My niece also has a similar problem when it comes to school shoes, and this must be one of the more concerning areas of stereotyping that I have yet to witness. Taking me on a recent trip for the new school year, my niece showed me where she gets her shoes from. Purchasing a basic, non-descript pair of black shoes, I asked her why she felt she had no choice other than to head to the boy’s shoe section as her first port of call. She then took me into the girl’s school section, and for a moment I felt as though we had just stepped back a decade or two.

The girls school shoe sections include predominately T-Bar shoes. Now, if you’ve never had to experience these shoes, let’s just say, you won’t be able to run, or get far in them without them slipping off. However, that wasn’t what caught my eye – rather the glitter and sparkles once again had seemingly made its way to the school shoe collections. With a dash of sparkle on most shoes, it’s no wonder my niece bypassed this section – even I was feeling queasy with all the in your face shimmer and glamour!

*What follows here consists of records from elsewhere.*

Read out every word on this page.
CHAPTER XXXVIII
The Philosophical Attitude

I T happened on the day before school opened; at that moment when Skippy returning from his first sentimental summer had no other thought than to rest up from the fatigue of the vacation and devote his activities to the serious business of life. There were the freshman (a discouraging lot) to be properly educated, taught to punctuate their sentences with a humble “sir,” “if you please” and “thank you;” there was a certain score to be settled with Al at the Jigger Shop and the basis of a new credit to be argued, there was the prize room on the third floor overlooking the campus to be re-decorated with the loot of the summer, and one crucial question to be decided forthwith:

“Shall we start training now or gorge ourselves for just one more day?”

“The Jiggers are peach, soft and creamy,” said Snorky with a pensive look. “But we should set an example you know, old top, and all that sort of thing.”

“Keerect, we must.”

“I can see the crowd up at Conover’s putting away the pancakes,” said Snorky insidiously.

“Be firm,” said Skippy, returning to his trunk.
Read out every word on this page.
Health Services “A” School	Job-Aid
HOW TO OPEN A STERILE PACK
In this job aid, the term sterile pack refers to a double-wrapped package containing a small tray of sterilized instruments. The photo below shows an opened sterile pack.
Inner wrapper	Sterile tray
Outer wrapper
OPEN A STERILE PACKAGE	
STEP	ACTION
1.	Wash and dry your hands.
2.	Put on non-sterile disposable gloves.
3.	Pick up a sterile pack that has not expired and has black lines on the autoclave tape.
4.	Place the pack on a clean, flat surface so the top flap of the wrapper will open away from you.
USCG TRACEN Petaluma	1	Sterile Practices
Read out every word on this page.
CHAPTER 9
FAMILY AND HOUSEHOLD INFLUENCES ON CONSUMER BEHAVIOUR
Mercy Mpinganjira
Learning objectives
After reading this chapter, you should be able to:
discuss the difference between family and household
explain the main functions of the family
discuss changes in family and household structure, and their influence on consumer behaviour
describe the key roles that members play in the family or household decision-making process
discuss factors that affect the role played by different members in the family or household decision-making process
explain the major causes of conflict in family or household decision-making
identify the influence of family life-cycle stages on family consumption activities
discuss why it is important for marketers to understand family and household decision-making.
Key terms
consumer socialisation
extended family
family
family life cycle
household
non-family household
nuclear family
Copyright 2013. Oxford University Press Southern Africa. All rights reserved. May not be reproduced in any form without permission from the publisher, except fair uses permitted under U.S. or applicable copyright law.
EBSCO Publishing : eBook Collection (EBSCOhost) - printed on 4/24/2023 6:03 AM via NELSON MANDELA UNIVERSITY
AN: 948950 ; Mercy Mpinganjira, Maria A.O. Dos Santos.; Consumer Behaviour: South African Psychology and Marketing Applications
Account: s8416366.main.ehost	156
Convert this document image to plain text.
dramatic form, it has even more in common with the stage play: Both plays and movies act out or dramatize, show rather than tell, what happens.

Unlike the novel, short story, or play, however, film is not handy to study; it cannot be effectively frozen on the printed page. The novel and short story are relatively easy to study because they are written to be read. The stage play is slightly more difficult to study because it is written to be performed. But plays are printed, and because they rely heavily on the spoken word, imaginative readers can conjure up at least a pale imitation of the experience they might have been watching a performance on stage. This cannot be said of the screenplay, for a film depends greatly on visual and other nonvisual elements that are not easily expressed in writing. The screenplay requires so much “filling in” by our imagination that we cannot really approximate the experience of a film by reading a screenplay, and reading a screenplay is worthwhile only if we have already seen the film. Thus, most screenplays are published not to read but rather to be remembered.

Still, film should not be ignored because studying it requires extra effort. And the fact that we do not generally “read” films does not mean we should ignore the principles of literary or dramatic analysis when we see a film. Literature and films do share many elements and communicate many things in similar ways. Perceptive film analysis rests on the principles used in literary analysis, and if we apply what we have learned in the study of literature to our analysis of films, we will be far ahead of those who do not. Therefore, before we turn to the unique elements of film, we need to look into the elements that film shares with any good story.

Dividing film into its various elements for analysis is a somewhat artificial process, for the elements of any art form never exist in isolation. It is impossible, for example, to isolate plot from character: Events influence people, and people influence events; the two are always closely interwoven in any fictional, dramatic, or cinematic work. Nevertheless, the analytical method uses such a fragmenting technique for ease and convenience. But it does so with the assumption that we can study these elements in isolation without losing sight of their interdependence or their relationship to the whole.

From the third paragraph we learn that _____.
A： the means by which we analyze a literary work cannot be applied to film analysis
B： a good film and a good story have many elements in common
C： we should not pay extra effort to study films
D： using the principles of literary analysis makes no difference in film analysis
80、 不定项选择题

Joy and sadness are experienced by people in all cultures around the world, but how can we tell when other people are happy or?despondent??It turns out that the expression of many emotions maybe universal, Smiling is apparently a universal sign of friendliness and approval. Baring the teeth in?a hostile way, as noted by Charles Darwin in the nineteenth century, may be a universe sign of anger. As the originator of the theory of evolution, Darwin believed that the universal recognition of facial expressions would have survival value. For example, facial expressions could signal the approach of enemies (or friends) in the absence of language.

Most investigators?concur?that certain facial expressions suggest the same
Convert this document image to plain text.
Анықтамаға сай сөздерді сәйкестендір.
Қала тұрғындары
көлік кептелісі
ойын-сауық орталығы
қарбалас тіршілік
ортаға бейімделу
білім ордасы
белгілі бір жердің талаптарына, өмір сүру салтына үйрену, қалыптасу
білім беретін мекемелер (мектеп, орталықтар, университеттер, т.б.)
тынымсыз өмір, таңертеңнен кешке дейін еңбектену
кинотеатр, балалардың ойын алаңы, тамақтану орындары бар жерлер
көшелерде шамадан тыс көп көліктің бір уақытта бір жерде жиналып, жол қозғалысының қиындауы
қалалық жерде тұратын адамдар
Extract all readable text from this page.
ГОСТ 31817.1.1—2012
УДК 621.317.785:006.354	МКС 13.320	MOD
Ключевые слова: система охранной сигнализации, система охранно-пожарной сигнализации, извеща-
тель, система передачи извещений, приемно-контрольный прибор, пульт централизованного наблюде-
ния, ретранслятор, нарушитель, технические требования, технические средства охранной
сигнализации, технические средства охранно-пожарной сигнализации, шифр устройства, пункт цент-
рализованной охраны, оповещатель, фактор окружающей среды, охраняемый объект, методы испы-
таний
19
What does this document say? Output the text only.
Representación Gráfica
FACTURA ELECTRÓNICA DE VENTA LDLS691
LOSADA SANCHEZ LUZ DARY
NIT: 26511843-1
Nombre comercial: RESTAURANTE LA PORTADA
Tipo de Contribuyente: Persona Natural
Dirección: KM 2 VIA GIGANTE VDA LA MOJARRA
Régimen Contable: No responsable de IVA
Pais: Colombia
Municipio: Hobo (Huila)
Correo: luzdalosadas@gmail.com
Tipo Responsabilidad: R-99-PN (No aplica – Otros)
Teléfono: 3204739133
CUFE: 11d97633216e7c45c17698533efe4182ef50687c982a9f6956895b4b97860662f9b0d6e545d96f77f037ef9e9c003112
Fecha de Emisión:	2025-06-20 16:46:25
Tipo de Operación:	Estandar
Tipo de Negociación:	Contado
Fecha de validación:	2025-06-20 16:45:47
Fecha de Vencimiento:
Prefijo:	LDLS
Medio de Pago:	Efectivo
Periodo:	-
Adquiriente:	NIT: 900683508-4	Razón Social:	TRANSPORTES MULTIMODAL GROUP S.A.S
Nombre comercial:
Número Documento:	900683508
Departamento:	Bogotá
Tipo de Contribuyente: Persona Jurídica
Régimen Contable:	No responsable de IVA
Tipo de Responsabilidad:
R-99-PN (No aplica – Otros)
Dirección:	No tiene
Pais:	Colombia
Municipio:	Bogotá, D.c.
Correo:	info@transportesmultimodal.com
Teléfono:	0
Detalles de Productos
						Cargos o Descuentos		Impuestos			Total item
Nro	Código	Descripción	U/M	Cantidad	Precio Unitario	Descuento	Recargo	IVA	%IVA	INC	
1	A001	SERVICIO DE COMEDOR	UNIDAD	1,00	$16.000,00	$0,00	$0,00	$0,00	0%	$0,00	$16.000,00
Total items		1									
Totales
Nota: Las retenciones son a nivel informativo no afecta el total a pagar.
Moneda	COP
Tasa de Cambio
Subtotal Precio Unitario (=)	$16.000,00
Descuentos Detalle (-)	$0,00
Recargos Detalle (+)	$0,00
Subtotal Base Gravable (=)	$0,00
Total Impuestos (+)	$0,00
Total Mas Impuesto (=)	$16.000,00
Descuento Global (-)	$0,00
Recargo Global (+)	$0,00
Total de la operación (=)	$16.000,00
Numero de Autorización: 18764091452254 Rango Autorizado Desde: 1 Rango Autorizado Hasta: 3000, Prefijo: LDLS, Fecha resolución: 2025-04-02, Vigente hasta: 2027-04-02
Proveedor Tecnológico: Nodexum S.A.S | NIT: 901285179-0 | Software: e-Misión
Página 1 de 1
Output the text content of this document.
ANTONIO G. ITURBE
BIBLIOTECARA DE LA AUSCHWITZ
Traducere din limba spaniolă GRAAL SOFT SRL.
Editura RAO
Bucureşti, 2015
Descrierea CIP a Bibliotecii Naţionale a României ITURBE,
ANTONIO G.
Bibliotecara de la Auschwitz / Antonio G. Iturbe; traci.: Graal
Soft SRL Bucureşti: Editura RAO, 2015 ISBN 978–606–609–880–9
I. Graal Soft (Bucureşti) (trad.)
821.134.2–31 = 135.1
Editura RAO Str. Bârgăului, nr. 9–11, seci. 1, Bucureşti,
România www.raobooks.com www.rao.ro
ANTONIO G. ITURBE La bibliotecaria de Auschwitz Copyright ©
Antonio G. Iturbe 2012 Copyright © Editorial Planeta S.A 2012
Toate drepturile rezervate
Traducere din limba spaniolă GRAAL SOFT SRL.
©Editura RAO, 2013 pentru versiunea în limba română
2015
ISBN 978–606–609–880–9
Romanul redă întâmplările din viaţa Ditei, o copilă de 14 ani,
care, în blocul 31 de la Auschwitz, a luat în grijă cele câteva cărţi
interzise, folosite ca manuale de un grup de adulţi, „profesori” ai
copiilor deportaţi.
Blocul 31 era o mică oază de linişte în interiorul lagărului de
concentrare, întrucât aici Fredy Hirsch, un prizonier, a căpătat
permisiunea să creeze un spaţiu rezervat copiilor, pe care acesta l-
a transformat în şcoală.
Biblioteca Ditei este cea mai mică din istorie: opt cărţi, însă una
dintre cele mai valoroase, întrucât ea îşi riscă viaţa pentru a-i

Unfortunately, this stereotyping continues to extend to the school uniform itself, with girl’s school trousers containing dangly charms from the belt hooks, and shirts with slight frills in the neck designs. When will the fashion industry, and stores themselves, stand up and eliminate this downright outdated and disgusting assumption that all girls want pink and glitter in their clothes and shoes, whilst boys apparently want simplicity and no colour?